McMahan finished by writing about how significant it was that Georgia had elected its first black senator in Raphael Warnock and its first Jewish American senator in Jon Ossoff.
"Regardless of who we support politically, if we want our democracy to continue to thrive, we have to continue to push to integrate ALL of our citizens as fully equal members of our society," he wrote. "And we must push back against lies and conspiracies that are based on intolerance."
Marissa Brower, spokesperson for Catoosa County Schools, said Monday the principal of the Performance Learning Center and other administrators with the district were contacted by parents and citizens and were troubled by the post.
At least two parents asked for their students to be removed from the teacher's class, Brower said.
"Some of the content of the post was determined to be the teacher's personal perspective and he was asked to remove the post from the APEX platform," Brower said in a statement. "While this statement does not specifically violate a school system or state board policy, the teacher has been directed to remain neutral in his communications on the school system's learning platform."
When asked which part of McMahan's post was deemed personal perspective, Human Resources Director Doug Cline with the school district said McMahan's post included "references to conspiracy theories, rumors and allegations that have not been litigated.

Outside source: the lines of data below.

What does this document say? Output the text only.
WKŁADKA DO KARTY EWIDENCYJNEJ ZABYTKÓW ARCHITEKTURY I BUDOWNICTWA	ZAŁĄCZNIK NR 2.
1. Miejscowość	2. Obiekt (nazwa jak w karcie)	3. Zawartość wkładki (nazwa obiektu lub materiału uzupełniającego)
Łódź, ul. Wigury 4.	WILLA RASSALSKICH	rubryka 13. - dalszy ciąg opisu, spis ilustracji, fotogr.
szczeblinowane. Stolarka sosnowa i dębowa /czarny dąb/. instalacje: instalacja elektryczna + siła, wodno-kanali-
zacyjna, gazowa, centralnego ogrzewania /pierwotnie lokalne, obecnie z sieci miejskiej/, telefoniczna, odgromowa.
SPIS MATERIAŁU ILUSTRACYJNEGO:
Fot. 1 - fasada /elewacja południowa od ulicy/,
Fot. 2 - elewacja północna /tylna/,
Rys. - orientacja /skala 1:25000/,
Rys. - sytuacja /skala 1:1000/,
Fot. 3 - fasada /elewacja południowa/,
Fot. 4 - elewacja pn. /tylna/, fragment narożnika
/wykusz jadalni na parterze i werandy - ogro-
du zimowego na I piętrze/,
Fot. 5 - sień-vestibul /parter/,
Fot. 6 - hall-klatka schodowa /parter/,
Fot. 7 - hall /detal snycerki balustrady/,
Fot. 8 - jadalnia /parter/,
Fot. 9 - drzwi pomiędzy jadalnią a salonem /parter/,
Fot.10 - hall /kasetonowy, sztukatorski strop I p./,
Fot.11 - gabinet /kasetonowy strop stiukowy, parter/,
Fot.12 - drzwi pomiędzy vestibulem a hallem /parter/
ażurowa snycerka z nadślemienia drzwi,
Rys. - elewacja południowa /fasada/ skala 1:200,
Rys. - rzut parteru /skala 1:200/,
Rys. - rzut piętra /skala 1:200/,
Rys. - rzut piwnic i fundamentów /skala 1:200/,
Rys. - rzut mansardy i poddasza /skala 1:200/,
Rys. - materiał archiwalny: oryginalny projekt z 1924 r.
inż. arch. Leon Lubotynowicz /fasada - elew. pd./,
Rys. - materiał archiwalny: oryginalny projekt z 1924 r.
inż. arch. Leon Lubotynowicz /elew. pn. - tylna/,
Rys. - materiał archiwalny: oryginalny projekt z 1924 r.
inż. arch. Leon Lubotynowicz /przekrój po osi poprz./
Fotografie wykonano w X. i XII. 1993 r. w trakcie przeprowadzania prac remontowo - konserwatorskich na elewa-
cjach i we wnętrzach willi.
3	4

This makes several of his points appear to be a perspective."
McMahan didn't face any punishment but was told to take the post off the district's online learning platform.
"Our teachers have the same civic privileges as any other citizen," Superintendent Denia Reese said in a statement. "However, their personal perspectives should not be shared in our classrooms or on our learning platforms."
McMahan did not respond to a request for comment Monday afternoon.